Stablecoin has gained the support of a number of banks and cryptocurrency exchanges, in the listings of which it appears more and more often. The project is gaining new partners and in general, there are high expectations for it in the cryptocurrency community. Since this stabelcoin was only recently released, its trading volume is not yet comparable to USDT. Transparency, security, and the cryptocurrency market’s objective need for a worthy competitor for the No. 1 stabelcoin promise USDC good prospects for adopting and high chances to oust the untrustworthy token from the market.

Other stablecoins
Dai is a decentralized stable currency pegged to the U.S. dollar at a 1:1 ratio.
Binance USD (BUSD) is a new stable dollar-denominated coin approved by the New York State Department of Financial Services, launched in partnership with Paxos and Binance. BUSD is 100% backed by reserves.
Terra USD (UST) – the project collapsed and the coin dropped to cents. It deserves mentioning only in the sense that even with stabelcoins you should always be careful.

Centralized stablecoins have a significant number of drawbacks. The problem with centralization is probably the biggest risk associated with stackablecoins at the moment, and something that is completely contrary to the overall ideal of blockchain technology. Often there is one entity that controls and manages the stablecoin with off-network transactions and dealings. For example, USDT is actually controlled by a company called Tether, which acts just like any other profit-maximizing company in its own interest. Tether controls both the supply and the rate of distribution of USDT and is not responsible to outsiders for how they want to manipulate the market supply.
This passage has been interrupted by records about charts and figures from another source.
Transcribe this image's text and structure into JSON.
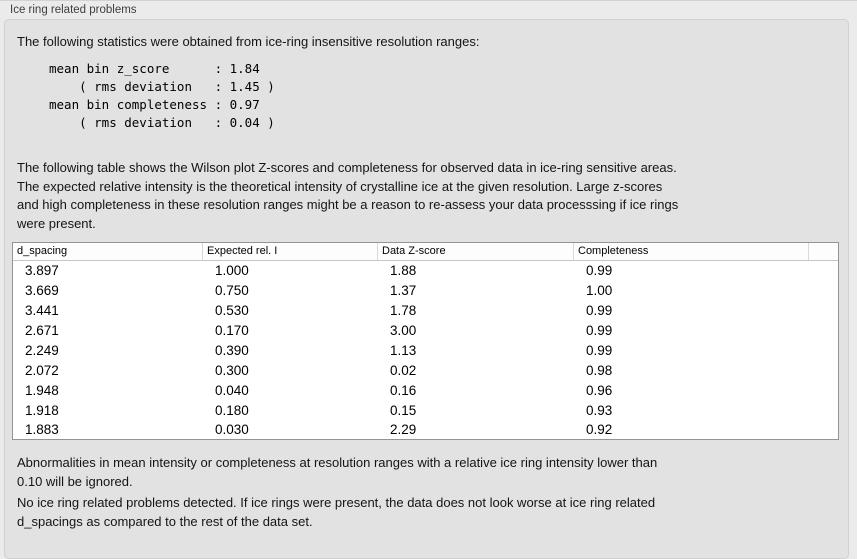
{
  "panel": {
    "title": "Ice ring related problems"
  },
  "intro": {
    "text": "The following statistics were obtained from ice-ring insensitive resolution ranges:"
  },
  "stats_block": {
    "text": "mean bin z_score      : 1.84\n    ( rms deviation   : 1.45 )\nmean bin completeness : 0.97\n    ( rms deviation   : 0.04 )"
  },
  "table_description": {
    "text": "The following table shows the Wilson plot Z-scores and completeness for observed data in ice-ring sensitive areas.\nThe expected relative intensity is the theoretical intensity of crystalline ice at the given resolution. Large z-scores\nand high completeness in these resolution ranges might be a reason to re-assess your data processsing if ice rings\nwere present."
  },
  "table": {
    "columns": [
      "d_spacing",
      "Expected rel. I",
      "Data Z-score",
      "Completeness"
    ],
    "rows": [
      [
        "3.897",
        "1.000",
        "1.88",
        "0.99"
      ],
      [
        "3.669",
        "0.750",
        "1.37",
        "1.00"
      ],
      [
        "3.441",
        "0.530",
        "1.78",
        "0.99"
      ],
      [
        "2.671",
        "0.170",
        "3.00",
        "0.99"
      ],
      [
        "2.249",
        "0.390",
        "1.13",
        "0.99"
      ],
      [
        "2.072",
        "0.300",
        "0.02",
        "0.98"
      ],
      [
        "1.948",
        "0.040",
        "0.16",
        "0.96"
      ],
      [
        "1.918",
        "0.180",
        "0.15",
        "0.93"
      ],
      [
        "1.883",
        "0.030",
        "2.29",
        "0.92"
      ]
    ]
  },
  "notes": {
    "threshold": "Abnormalities in mean intensity or completeness at resolution ranges with a relative ice ring intensity lower than\n0.10 will be ignored.",
    "conclusion": "No ice ring related problems detected. If ice rings were present, the data does not look worse at ice ring related\nd_spacings as compared to the rest of the data set."
  }
}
Being a centrally backed asset is contrary to the nature of blockchain technology. This lack of decentralization creates obvious risks for anyone who holds USDT, since a collapse of Tether for any reason also means a collapse of USDT, which could cause the value of your digital U.S. dollar to plummet to zero.

The best protection for the trader and investor is diversification. Since each instrument has pros and cons, it is worth diversifying your portfolio with both centralized and decentralized stablecoins. For long-term investing, stablecoins may not be the best option: there is no appreciation and the risk of depreciation remains (as it recently happened with UST). But for current settlements USDT (especially TRX network, aka TRC20 ) is quite convenient: it is accepted by many companies and services, and the transfer fee and crediting speed are fantastic.